Due to the long wait times experienced by some VA members, have resorted to going without care or (in some extreme instances) killing themselves (LaForce, 2017). As population health is related to the health outcomes of a group of individuals, if individuals in that group have declining health or are killing themselves it can be said that population health is decreasing rather than improving.
Cost of Care
Due to the VA assuming most of the risk as the single-payer, it has resorted to rationing care as a means of reducing its risk. If tax dollars will not cover care, care must be rationed. As stated previously, most veterans have low to no copays for most services and prescriptions. However, there is a tradeoff. While the VA is reducing the financial cost of care, there are other implications.
Rationing of Care
As the VA offers low to no-cost insurance to its members, it resorts to supply-side, or nonprice, rationing to control utilization. With this type of rationing, resources are limited. While the VA is not purposely limiting access to care, it does not have enough resources to accommodate its members. This results in the rationing of care. The VA’s rationing of care comes in the form of long wait times. Patients have died while waiting to receive care. In a 2018 report, it was revealed that patients at the Washington, D.C. VA Medical Center underwent prolonged anesthesia because the necessary surgical instruments for their procedures were not available. Doctors and nurses at that facility also admitted to borrowing supplies from a nearby hospital to try to overcome the shortages (Spradley, 2019). Due to being underfunded and over budget, the VA Health System is unable to manage its facilities to offer care to all its members in a timely manner.

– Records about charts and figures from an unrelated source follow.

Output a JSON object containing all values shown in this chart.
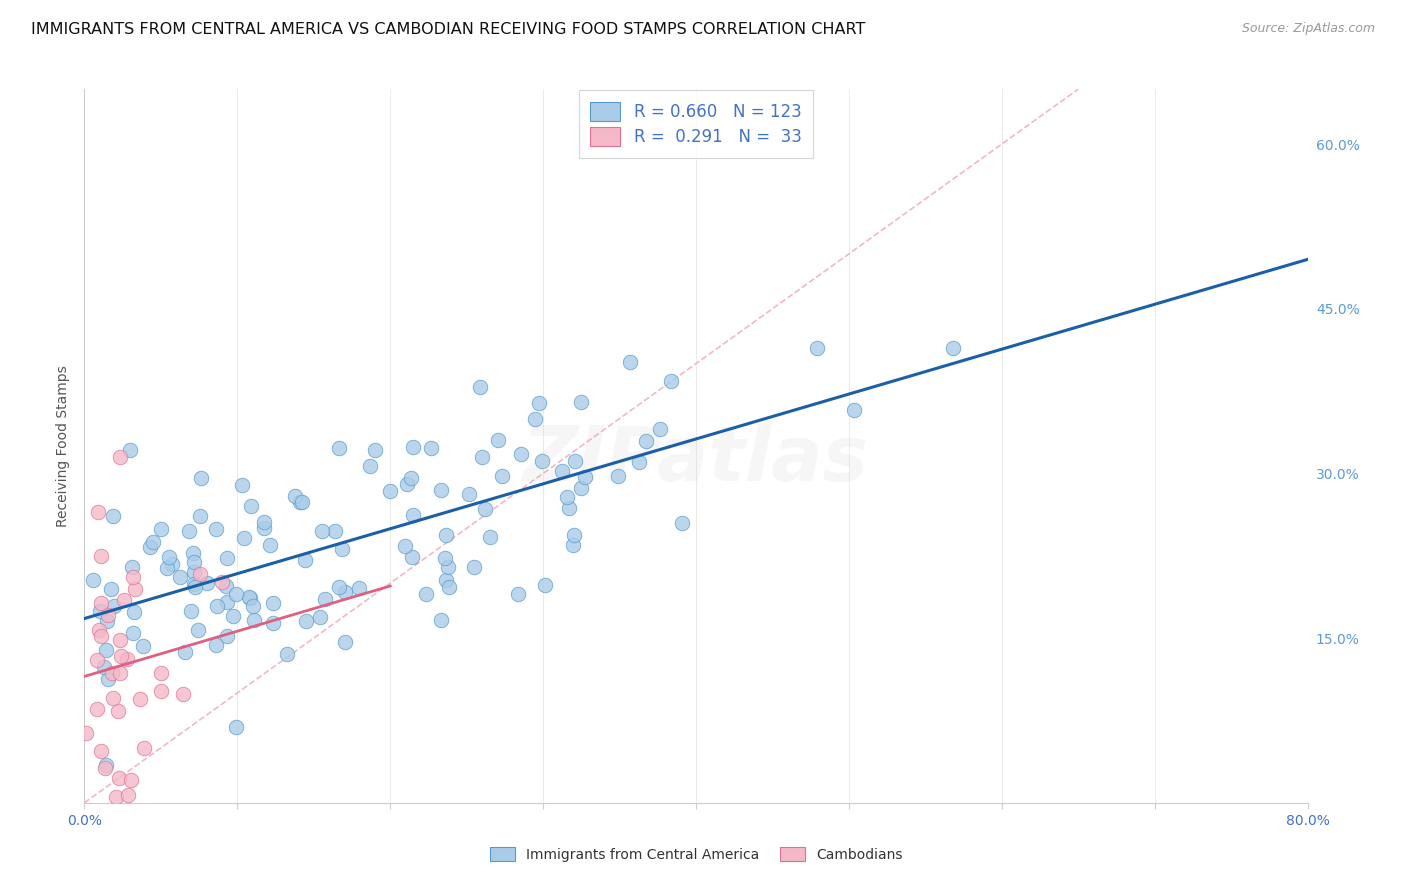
{
  "title": "IMMIGRANTS FROM CENTRAL AMERICA VS CAMBODIAN RECEIVING FOOD STAMPS CORRELATION CHART",
  "source": "Source: ZipAtlas.com",
  "ylabel": "Receiving Food Stamps",
  "xlim": [
    0.0,
    0.8
  ],
  "ylim": [
    0.0,
    0.65
  ],
  "xticks": [
    0.0,
    0.1,
    0.2,
    0.3,
    0.4,
    0.5,
    0.6,
    0.7,
    0.8
  ],
  "xticklabels": [
    "0.0%",
    "",
    "",
    "",
    "",
    "",
    "",
    "",
    "80.0%"
  ],
  "yticks_right": [
    0.15,
    0.3,
    0.45,
    0.6
  ],
  "ytick_labels_right": [
    "15.0%",
    "30.0%",
    "45.0%",
    "60.0%"
  ],
  "blue_fill": "#aacce8",
  "blue_edge": "#5599cc",
  "pink_fill": "#f5b8c8",
  "pink_edge": "#e07090",
  "legend_text_color": "#4472c4",
  "regression_blue_color": "#1a5fa8",
  "regression_pink_color": "#e06080",
  "diagonal_color": "#f0b0c0",
  "grid_color": "#e8e8e8",
  "tick_color_x": "#4472c4",
  "tick_color_y": "#5b9bd5",
  "title_fontsize": 11.5,
  "source_fontsize": 9,
  "axis_label_fontsize": 10,
  "tick_fontsize": 10,
  "legend_fontsize": 12,
  "watermark_alpha": 0.12,
  "seed": 7
}
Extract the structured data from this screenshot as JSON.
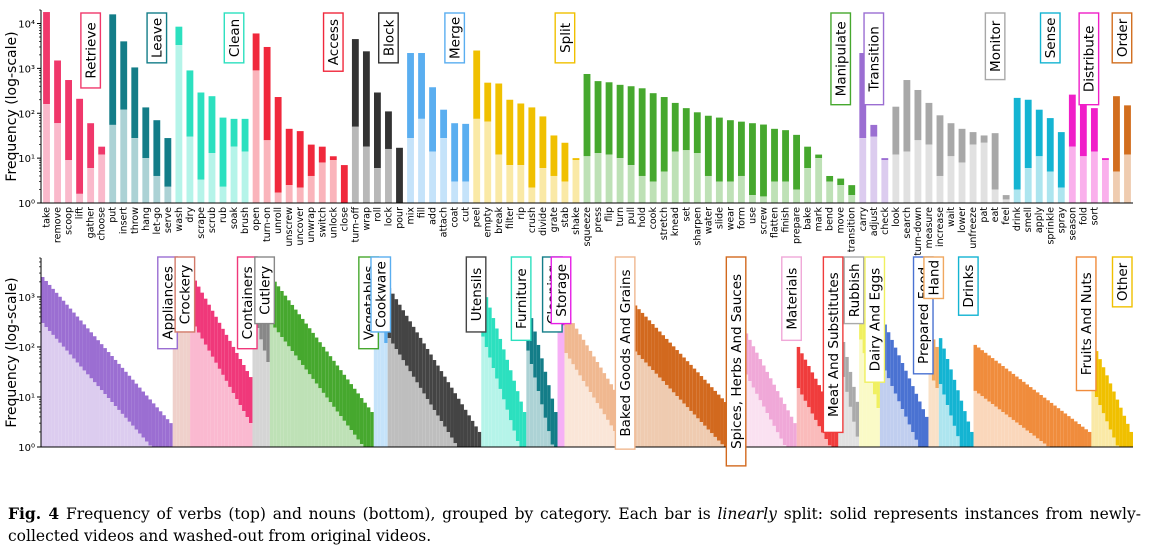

The VA hospital has a performance metric with the goal of seeing veterans for non-urgent appointments within 2 weeks. The VA offers financial incentives to hospitals that meet this metric. As a result of cheating metrics relating to the wait time, the VA hospital in Phoenix is responsible for 40 deaths (Klein, 2014). At the Phoenix location and others, administrators created secret waiting lists to hide the true wait times.